(pic: Chris Sharp)
Labour’s Emily Thornberry, shadow care services minister for the past two months, tells Jeremy Dunning why the coalition has so far proved to be more radical than anyone had suspected – but ‘not in a good way’
She may have only been in the job for less than two months, but Labour’s shadow care services minister Emily Thornberry is getting up to speed with her brief.
In her first interview as Paul Burstow’s shadow, Thornberry says she has already spoken to sector leaders and is intending to arrange for a day out with social workers to enable her to understand the stresses and strains of being on the frontline.
At the forefront of her mind is the issue of how adult social care will deal with the 28% cuts to government funding for English councils from 2011-15, which will be partially offset by an extra £1bn a year in funding from the NHS for adult care.
She describes the government’s spending plans as “terrifying and profoundly reckless”, adding, “This is a very radical government and we are only just starting to understand how radical they are and not in a good way.”
Burstow has steadfastly maintained that the settlement will enable councils to maintain adult care at existing levels, provided they make efficiency savings of 3% a year on their budgets and raise sufficient funds from council tax.
However, the Local Government Association and Association of Directors of Adult Social Services have warned that a funding gap of up to £4bn a year could emerge by 2015 in the amount councils need to maintain services.
Unsurprisingly for an opposition politician, Thornberry is coming down on the local government side of the argument, and derides the government’s position.
“What planet are they on?” she asks, “How on earth do you expect local authorities to sustain huge cuts in this way and for there not to be cuts in social care? We all hope that there won’t be, but hoping’s not enough. It’s as if they keep on saying it long enough it will come true.”
Since taking up her brief, she has raised the funding issue with the Department of Health and Department of Communities and Local Government in a series of parliamentary questions. One particular concern she has had is that poorer areas will be hit hardest by the government’s spending plans.
“Poorer areas will have a larger proportion of their budget come straight from government so therefore a 28% cut in that grant affects poorer areas much more. They are going to be the areas that will have higher proportion of people with a disability.”
Before being elected as MP for Islington South and Finsbury in 2005, Thornberry worked as a human rights lawyer in Tooks Chambers, alongside leading QC Michael Mansfield, who represented the Birmingham Six and affected families in the Bloody Sunday Inquiry.
She also took part in campaigns against racism and in favour of more family-friendly employment policies for women.
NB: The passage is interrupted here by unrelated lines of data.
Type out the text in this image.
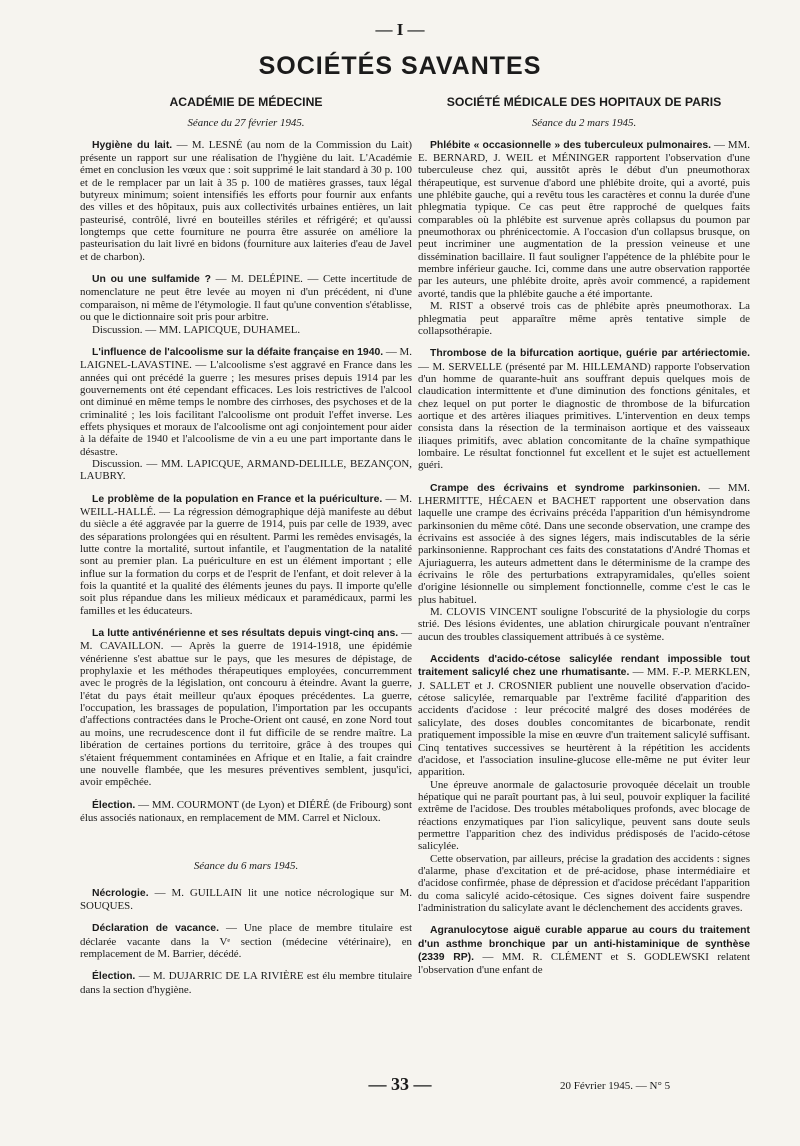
— I —
SOCIÉTÉS SAVANTES
ACADÉMIE DE MÉDECINE
Séance du 27 février 1945.

Hygiène du lait. — M. LESNÉ (au nom de la Commission du Lait) présente un rapport sur une réalisation de l'hygiène du lait. L'Académie émet en conclusion les vœux que : soit supprimé le lait standard à 30 p. 100 et de le remplacer par un lait à 35 p. 100 de matières grasses, taux légal butyreux minimum; soient intensifiés les efforts pour fournir aux enfants des villes et des hôpitaux, puis aux collectivités urbaines entières, un lait pasteurisé, contrôlé, livré en bouteilles stériles et réfrigéré; et qu'aussi longtemps que cette fourniture ne pourra être assurée on améliore la pasteurisation du lait livré en bidons (fourniture aux laiteries d'eau de Javel et de charbon).

Un ou une sulfamide ? — M. DELÉPINE. — Cette incertitude de nomenclature ne peut être levée au moyen ni d'un précédent, ni d'une comparaison, ni même de l'étymologie. Il faut qu'une convention s'établisse, ou que le dictionnaire soit pris pour arbitre.

Discussion. — MM. LAPICQUE, DUHAMEL.

L'influence de l'alcoolisme sur la défaite française en 1940. — M. LAIGNEL-LAVASTINE. — L'alcoolisme s'est aggravé en France dans les années qui ont précédé la guerre ; les mesures prises depuis 1914 par les gouvernements ont été cependant efficaces. Les lois restrictives de l'alcool ont diminué en même temps le nombre des cirrhoses, des psychoses et de la criminalité ; les lois facilitant l'alcoolisme ont produit l'effet inverse. Les effets physiques et moraux de l'alcoolisme ont agi conjointement pour aider à la défaite de 1940 et l'alcoolisme de vin a eu une part importante dans le désastre.

Discussion. — MM. LAPICQUE, ARMAND-DELILLE, BEZANÇON, LAUBRY.

Le problème de la population en France et la puériculture. — M. WEILL-HALLÉ. — La régression démographique déjà manifeste au début du siècle a été aggravée par la guerre de 1914, puis par celle de 1939, avec des séparations prolongées qui en résultent. Parmi les remèdes envisagés, la lutte contre la mortalité, surtout infantile, et l'augmentation de la natalité sont au premier plan. La puériculture en est un élément important ; elle influe sur la formation du corps et de l'esprit de l'enfant, et doit relever à la fois la quantité et la qualité des éléments jeunes du pays. Il importe qu'elle soit plus répandue dans les milieux médicaux et paramédicaux, parmi les familles et les éducateurs.

La lutte antivénérienne et ses résultats depuis vingt-cinq ans. — M. CAVAILLON. — Après la guerre de 1914-1918, une épidémie vénérienne s'est abattue sur le pays, que les mesures de dépistage, de prophylaxie et les méthodes thérapeutiques employées, concurremment avec le progrès de la législation, ont concouru à éteindre. Avant la guerre, l'état du pays était meilleur qu'aux époques précédentes. La guerre, l'occupation, les brassages de population, l'importation par les occupants d'affections contractées dans le Proche-Orient ont causé, en zone Nord tout au moins, une recrudescence dont il fut difficile de se rendre maître. La libération de certaines portions du territoire, grâce à des troupes qui s'étaient fréquemment contaminées en Afrique et en Italie, a fait craindre une nouvelle flambée, que les mesures préventives semblent, jusqu'ici, avoir empêchée.

Élection. — MM. COURMONT (de Lyon) et DIÉRÉ (de Fribourg) sont élus associés nationaux, en remplacement de MM. Carrel et Nicloux.

Séance du 6 mars 1945.

Nécrologie. — M. GUILLAIN lit une notice nécrologique sur M. SOUQUES.

Déclaration de vacance. — Une place de membre titulaire est déclarée vacante dans la Vᵉ section (médecine vétérinaire), en remplacement de M. Barrier, décédé.

Élection. — M. DUJARRIC DE LA RIVIÈRE est élu membre titulaire dans la section d'hygiène.

SOCIÉTÉ MÉDICALE DES HOPITAUX DE PARIS
Séance du 2 mars 1945.

Phlébite « occasionnelle » des tuberculeux pulmonaires. — MM. E. BERNARD, J. WEIL et MÉNINGER rapportent l'observation d'une tuberculeuse chez qui, aussitôt après le début d'un pneumothorax thérapeutique, est survenue d'abord une phlébite droite, qui a avorté, puis une phlébite gauche, qui a revêtu tous les caractères et connu la durée d'une phlegmatia typique. Ce cas peut être rapproché de quelques faits comparables où la phlébite est survenue après collapsus du poumon par pneumothorax ou phrénicectomie. A l'occasion d'un collapsus brusque, on peut incriminer une augmentation de la pression veineuse et une dissémination bacillaire. Il faut souligner l'appétence de la phlébite pour le membre inférieur gauche. Ici, comme dans une autre observation rapportée par les auteurs, une phlébite droite, après avoir commencé, a rapidement avorté, tandis que la phlébite gauche a été importante.

M. RIST a observé trois cas de phlébite après pneumothorax. La phlegmatia peut apparaître même après tentative simple de collapsothérapie.

Thrombose de la bifurcation aortique, guérie par artériectomie. — M. SERVELLE (présenté par M. HILLEMAND) rapporte l'observation d'un homme de quarante-huit ans souffrant depuis quelques mois de claudication intermittente et d'une diminution des fonctions génitales, et chez lequel on put porter le diagnostic de thrombose de la bifurcation aortique et des artères iliaques primitives. L'intervention en deux temps consista dans la résection de la terminaison aortique et des vaisseaux iliaques primitifs, avec ablation concomitante de la chaîne sympathique lombaire. Le résultat fonctionnel fut excellent et le sujet est actuellement guéri.

Crampe des écrivains et syndrome parkinsonien. — MM. LHERMITTE, HÉCAEN et BACHET rapportent une observation dans laquelle une crampe des écrivains précéda l'apparition d'un hémisyndrome parkinsonien du même côté. Dans une seconde observation, une crampe des écrivains est associée à des signes légers, mais indiscutables de la série parkinsonienne. Rapprochant ces faits des constatations d'André Thomas et Ajuriaguerra, les auteurs admettent dans le déterminisme de la crampe des écrivains le rôle des perturbations extrapyramidales, qu'elles soient d'origine lésionnelle ou simplement fonctionnelle, comme c'est le cas le plus habituel.

M. CLOVIS VINCENT souligne l'obscurité de la physiologie du corps strié. Des lésions évidentes, une ablation chirurgicale pouvant n'entraîner aucun des troubles classiquement attribués à ce système.

Accidents d'acido-cétose salicylée rendant impossible tout traitement salicylé chez une rhumatisante. — MM. F.-P. MERKLEN, J. SALLET et J. CROSNIER publient une nouvelle observation d'acido-cétose salicylée, remarquable par l'extrême facilité d'apparition des accidents d'acidose : leur précocité malgré des doses modérées de salicylate, des doses doubles concomitantes de bicarbonate, rendit pratiquement impossible la mise en œuvre d'un traitement salicylé suffisant. Cinq tentatives successives se heurtèrent à la répétition les accidents d'acidose, et l'association insuline-glucose elle-même ne put éviter leur apparition.

Une épreuve anormale de galactosurie provoquée décelait un trouble hépatique qui ne paraît pourtant pas, à lui seul, pouvoir expliquer la facilité extrême de l'acidose. Des troubles métaboliques profonds, avec blocage de réactions enzymatiques par l'ion salicylique, peuvent sans doute seuls permettre l'apparition chez des individus prédisposés de l'acido-cétose salicylée.

Cette observation, par ailleurs, précise la gradation des accidents : signes d'alarme, phase d'excitation et de pré-acidose, phase intermédiaire et d'acidose confirmée, phase de dépression et d'acidose précédant l'apparition du coma salicylé acido-cétosique. Ces signes doivent faire suspendre l'administration du salicylate avant le déclenchement des accidents graves.

Agranulocytose aiguë curable apparue au cours du traitement d'un asthme bronchique par un anti-histaminique de synthèse (2339 RP). — MM. R. CLÉMENT et S. GODLEWSKI relatent l'observation d'une enfant de

— 33 —	20 Février 1945. — N° 5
She believes this background is useful for her current role, helping her to take in large amounts of information and identify the key points quickly, as well as enabling her to act as an advocate for people with few savings, little family support and increasingly severe needs.
Now she commonly pulls in 14-hour days as a shadow minister while taking care of three children, one of whom has Thornberry’s campaigning zeal and took part last month’s infamous protest against higher tuition fees in London.
Besides funding, she is also worried about the government’s plans to reform the assessment and inspection of adult social care, which involve scrapping the annual performance assessment of councils by the Care Quality Commission.
She fears that this will reduce the ability of the CQC to monitor services at a time of huge stress on the social care system, leading to services worsening for vulnerable people.
She says Labour will not take an oppositional approach to the recommendations of the Commission on the Funding of Care and Support on the future funding of long-term care, due next July. Provided they are sustainable, affordable and fair, “it will be up to us to support it because we have to do this in a cross-party way”.
She contrasts this with the approach taken by the Conservative Party before the last election, when Tory accusations that Labour was planning to introduce a £20,000 levy on estates – or “death tax” – to fund care scuppered cross-party talks to thrash out the reform of care funding.
“We are in opposition and it’s now up to the government to come forward with some proposals about what they would do in social care because they didn’t like ours,” Thornberry adds. “Everyone agrees that the status quo just won’t do and I’m beginning to get my head just how profound the problem is and how complex it is.”